Stasis dermatitis develops in patients with chronic venous insufficiency caused by valvular dysfunction, deep venous thrombosis sequelae, or muscle pump failure. Sustained venous hypertension increases capillary permeability, causing fibrinogen leakage and pericapillary fibrin cuffs, red blood cell extravasation with hemosiderin deposition, leukocyte trapping, and chronic inflammation. The lower legs, especially the medial ankle and gaiter area, are the typical sites.
Clinical findings progress from initial erythema and pruritus to scaling, weeping, crusting, hemosiderin (golden-brown) pigmentation, varicose veins, ankle pitting edema, atrophie blanche (white scarred areas), lipodermatosclerosis (fibrotic indurated subcutaneous tissue), and venous ulceration over the medial malleolus. Acute autoeczematization (id reaction) can produce widespread eczematous lesions on distant sites.

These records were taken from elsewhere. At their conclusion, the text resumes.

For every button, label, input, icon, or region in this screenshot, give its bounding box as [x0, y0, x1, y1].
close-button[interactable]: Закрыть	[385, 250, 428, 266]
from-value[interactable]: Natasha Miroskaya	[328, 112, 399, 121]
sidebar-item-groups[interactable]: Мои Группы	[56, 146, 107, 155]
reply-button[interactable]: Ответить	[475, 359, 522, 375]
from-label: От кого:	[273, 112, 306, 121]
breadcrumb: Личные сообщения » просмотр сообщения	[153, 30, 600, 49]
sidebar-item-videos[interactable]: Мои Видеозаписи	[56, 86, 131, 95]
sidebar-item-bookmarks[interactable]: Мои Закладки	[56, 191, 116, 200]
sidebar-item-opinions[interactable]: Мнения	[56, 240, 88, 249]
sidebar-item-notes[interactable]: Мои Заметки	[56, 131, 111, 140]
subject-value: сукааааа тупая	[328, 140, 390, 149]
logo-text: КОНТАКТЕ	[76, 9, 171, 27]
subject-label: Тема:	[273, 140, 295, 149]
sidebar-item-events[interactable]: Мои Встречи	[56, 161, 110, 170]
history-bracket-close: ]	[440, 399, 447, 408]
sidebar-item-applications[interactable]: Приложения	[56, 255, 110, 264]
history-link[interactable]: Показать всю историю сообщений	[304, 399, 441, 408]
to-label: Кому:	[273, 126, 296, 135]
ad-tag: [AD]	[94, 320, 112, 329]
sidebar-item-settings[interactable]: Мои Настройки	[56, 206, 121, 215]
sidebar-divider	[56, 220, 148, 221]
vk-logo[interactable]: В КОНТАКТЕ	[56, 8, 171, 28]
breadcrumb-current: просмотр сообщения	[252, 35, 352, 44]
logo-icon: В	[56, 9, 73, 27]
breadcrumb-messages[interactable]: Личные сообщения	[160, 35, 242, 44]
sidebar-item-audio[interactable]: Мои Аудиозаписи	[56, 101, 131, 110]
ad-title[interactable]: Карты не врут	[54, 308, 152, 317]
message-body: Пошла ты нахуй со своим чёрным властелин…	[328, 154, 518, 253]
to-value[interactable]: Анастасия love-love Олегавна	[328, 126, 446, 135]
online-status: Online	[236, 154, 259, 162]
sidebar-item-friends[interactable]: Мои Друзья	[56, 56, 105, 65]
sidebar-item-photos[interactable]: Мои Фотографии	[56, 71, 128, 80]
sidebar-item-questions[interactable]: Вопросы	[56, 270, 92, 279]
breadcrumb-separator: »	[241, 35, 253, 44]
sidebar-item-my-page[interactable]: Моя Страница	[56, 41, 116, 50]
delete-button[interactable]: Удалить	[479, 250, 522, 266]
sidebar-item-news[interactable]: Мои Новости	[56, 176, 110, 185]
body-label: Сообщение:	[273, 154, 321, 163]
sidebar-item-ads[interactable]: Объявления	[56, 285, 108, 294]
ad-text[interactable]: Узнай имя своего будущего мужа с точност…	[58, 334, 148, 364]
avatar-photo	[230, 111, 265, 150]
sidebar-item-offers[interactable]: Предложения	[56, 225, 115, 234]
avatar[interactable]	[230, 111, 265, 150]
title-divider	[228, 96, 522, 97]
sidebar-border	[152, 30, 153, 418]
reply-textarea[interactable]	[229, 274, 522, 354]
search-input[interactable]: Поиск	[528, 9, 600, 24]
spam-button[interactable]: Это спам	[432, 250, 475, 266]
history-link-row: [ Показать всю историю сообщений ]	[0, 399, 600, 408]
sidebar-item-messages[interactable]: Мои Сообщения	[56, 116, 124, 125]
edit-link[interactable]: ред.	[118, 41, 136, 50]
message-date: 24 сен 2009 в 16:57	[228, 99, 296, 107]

Differential diagnosis includes contact dermatitis, cellulitis, asteatotic eczema, and discoid lupus.
Treatment combines compression therapy (multilayer bandaging or 30-40 mmHg compression stockings) as the cornerstone, leg elevation, emollients with ceramides, topical mid-potency corticosteroid (triamcinolone) for active dermatitis tapered to the lowest effective potency, topical calcineurin inhibitors for steroid-sparing maintenance, and antibiotics for confirmed secondary infection. Avoid topical sensitizers (neomycin, lanolin, fragrances). Definitive management of venous reflux with endovenous laser ablation, radiofrequency ablation, or sclerotherapy reduces recurrence. Pentoxifylline or aspirin may aid ulcer healing in selected cases.